Alma Theresia Pihl-Klee (15 November 1888 – 15 July 1976) was one of the two female designers at Fabergé and one of the best known female Fabergé workmasters.

==Career==
Alma Pihl was born in Moscow in 1888 to a family of Finnish origin. She was the daughter of goldsmith Knut Oskar Pihl (1860–1897), granddaughter of Fabergé head jeweler, August Holmström and the niece of Fabergé jewelry designer Hilma Alina Holmström (1875–1936), and sister of jeweler and goldsmith Oskar Woldemar Pihl. As a self-trained designer, she started to work for Fabergé in 1909.

She designed the famous Winter Easter Egg in 1913 and Mosaic Easter Egg in 1914, which now belongs to the collection of the British monarchy, and also many pieces of fine jewelry of which the most famous is a collection of snowflake jewelry designed for Emanuel Nobel.

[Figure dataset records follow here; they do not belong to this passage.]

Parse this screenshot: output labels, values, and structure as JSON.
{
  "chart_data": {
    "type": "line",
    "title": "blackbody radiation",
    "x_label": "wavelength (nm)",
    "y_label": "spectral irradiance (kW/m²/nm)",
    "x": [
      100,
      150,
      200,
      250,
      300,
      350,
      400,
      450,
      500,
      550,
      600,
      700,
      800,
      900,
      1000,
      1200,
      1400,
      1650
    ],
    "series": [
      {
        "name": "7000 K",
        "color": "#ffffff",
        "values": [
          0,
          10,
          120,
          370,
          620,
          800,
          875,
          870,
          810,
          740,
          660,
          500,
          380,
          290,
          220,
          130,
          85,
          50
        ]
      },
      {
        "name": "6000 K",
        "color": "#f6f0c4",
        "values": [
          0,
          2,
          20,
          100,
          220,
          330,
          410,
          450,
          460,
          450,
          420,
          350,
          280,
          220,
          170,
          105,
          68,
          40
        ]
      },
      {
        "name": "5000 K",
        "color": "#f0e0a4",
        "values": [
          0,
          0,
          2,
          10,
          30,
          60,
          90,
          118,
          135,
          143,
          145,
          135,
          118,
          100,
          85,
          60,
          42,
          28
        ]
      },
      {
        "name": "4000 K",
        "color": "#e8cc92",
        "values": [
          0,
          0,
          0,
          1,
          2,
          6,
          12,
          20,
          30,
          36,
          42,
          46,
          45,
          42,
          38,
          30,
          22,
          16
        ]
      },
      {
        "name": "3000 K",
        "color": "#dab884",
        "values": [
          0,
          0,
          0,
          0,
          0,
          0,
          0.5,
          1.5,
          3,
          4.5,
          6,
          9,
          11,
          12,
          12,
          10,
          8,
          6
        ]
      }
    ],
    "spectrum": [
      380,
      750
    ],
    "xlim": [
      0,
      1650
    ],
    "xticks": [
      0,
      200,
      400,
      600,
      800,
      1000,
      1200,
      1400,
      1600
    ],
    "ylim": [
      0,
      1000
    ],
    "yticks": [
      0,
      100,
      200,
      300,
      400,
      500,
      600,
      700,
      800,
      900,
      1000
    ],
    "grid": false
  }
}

Pihl moved to Finland due to the Russian Revolution at the age of 32. She worked at a Swedish-language school in Kuusankoski for nearly 25 years.

==Literature==
- Bainbridge, H. C.: Peter Carl Fabergé: Goldsmith and Jeweller to the Russian Imperial Court. 1966.
- Hill, Gerard & Smorodinova G. G. & Ulyanova, B. L.: Fabergé and the Russian master Goldsmiths. 2008.
- Paro, Maj-Britt: Tant Almas hemlighet: Fabergékonstnären Alma Pihl. [Aunt Alma's Secret. Fabergé Artist Alma Pihl./ Biography in Swedish.] Helsingfors: Tore och Herdis Modeens stiftelse, 2012. ISBN 978-952-93-1573-4
- Seppälä, Anu: Jääkukkia keisarinnalle: Alma Pihlin uskomaton elämä. [Ice Flowers for the Empress. The Unbelievable Life of Alma Pihl. / Biography in Finnish.] Helsinki: Ajatus Kirjat, 2003. ISBN 951-20-6352-2
- Tillander-Godenhielm, Ulla: Fabergén suomalaiset mestarit [Fabergé's Finnish masters]. Helsinki: Tammi, 2011. ISBN 978-951-31-5878-1 (Lay summary in English.)